Tim Teitelbaum, a CS prof at Cornell, became such a regular at the Moosewood restaurant in Ithaca that he was allowed to check himself out at the cash register. I think he ate there almost every night.

My brother-in-law, when he lived in Chicago, became very familiar with the dry-cleaner owner. She had been in a car accident one morning, and when he came in to drop off cleaning on a Saturday, he noticed she had bruises and scratches on her face. He insisted she go see a doctor, but she said she had to watch the store, so he took over the store for her that morning.

 

Landslide

Chris recently posted about Landslide, a song recorded by Fleetwood Mac and some lesser bands since then.

It's always been one of my favorite songs, and took on new significance for me in the past couple of years. When I saw the movie Jack Frost , there's the scene where Jack dies, and the music played over that scene is none other than Landslide.

A week or so after I saw that, I had a tape on in my car with my kids' favorite songs, and Landslide was playing. The roads were wet and slick, with some sleet and rain. I look in my rearview mirror, and this truck is coming down Ladue Road behind me, much too fast to be able to keep from rear-ending me. The truck was a Sysco truck (the grocery people, not the router people), and the driver didn't realize how slick the roads were. I pulled off the road in time for the truck to zoom past me, where he was able to stop at the bottom of the hill. I caught up with him -- he was sitting at the stop sign stunned at what had almost happened. In language not to be repeated here, I offered him remediation on the laws of physics and diminished mental capacity.

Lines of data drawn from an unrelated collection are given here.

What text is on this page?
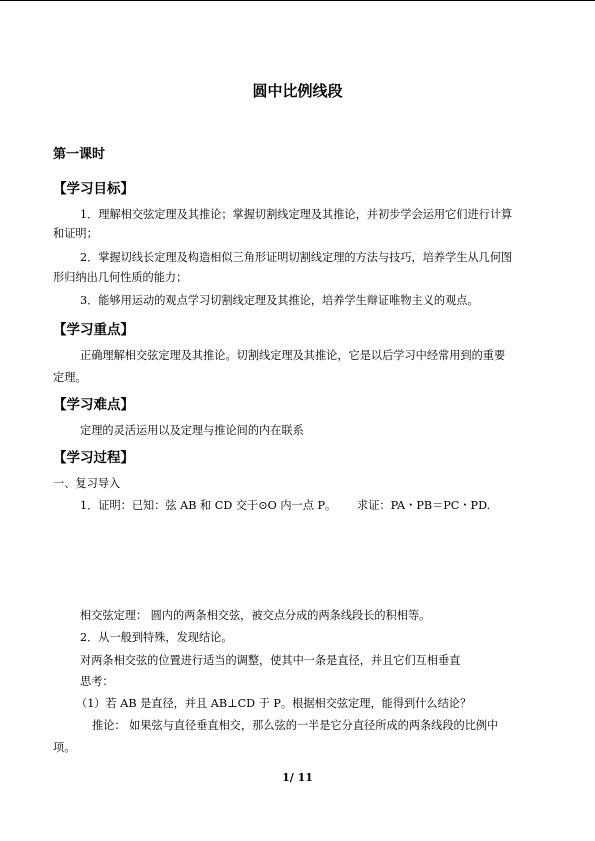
圆中比例线段
第一课时
【学习目标】
1．理解相交弦定理及其推论；掌握切割线定理及其推论，并初步学会运用它们进行计算
和证明；
2．掌握切线长定理及构造相似三角形证明切割线定理的方法与技巧，培养学生从几何图
形归纳出几何性质的能力；
3．能够用运动的观点学习切割线定理及其推论，培养学生辩证唯物主义的观点。
【学习重点】
正确理解相交弦定理及其推论。切割线定理及其推论，它是以后学习中经常用到的重要
定理。
【学习难点】
定理的灵活运用以及定理与推论间的内在联系
【学习过程】
一、复习导入
1．证明：已知：弦 AB 和 CD 交于⊙O 内一点 P。 求证：PA・PB＝PC・PD.
相交弦定理： 圆内的两条相交弦，被交点分成的两条线段长的积相等。
2．从一般到特殊，发现结论。
对两条相交弦的位置进行适当的调整，使其中一条是直径，并且它们互相垂直
思考：
（1）若 AB 是直径，并且 AB⊥CD 于 P。根据相交弦定理，能得到什么结论？
推论： 如果弦与直径垂直相交，那么弦的一半是它分直径所成的两条线段的比例中
项。
1/ 11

A funny thing about Landslide is that we're supposed to look at the snow-covered hills, when the Landslide would bring the singer down. But wouldn't it be an avalanche in that case? I guess the author of the lyrics didn't want Stevie Nicks singing


If you see my reflection on the mud-crusted hills, well the landslide will bring it down.

 

Fox's next reality show

Ben has inadvertently given Fox an idea for their next "reality" show.

Reality Bites

The show would feature real people eating real food (really gross food in some instances) to the point of getting really sick and issuing real vomit. Merging some of their more successful themes, this new show could include


  • Animal-challenge night, where contenstants go up against animals that are adept at consuming certain foods. If the human challenger wins, he or she gets to eat the losing animal.
  • "Millionaire" night, where the challenger tries to out-eat a millionaire; whoever wins gets to eat the loser. Ties would be decided by the oatmeal creme pie battle described next.
  • Oatmeal creme pie night, where the challenger goes up against Ben Brodie Here, the contestants just boast about how many oatmeal creme pies they can throw down, without really eating anything at all.
  • Iron Chef night, where the challenger picks one of the Iron Chefs as his or her opponent. The two then spend 60 minutes preparing food that must include a theme ingredient. Then, each must consume all of the other's food. The winner gets to eat Kitchen Stadium

Reminds me of the Monty Python sketch where Ron Obvious eats a cathedral.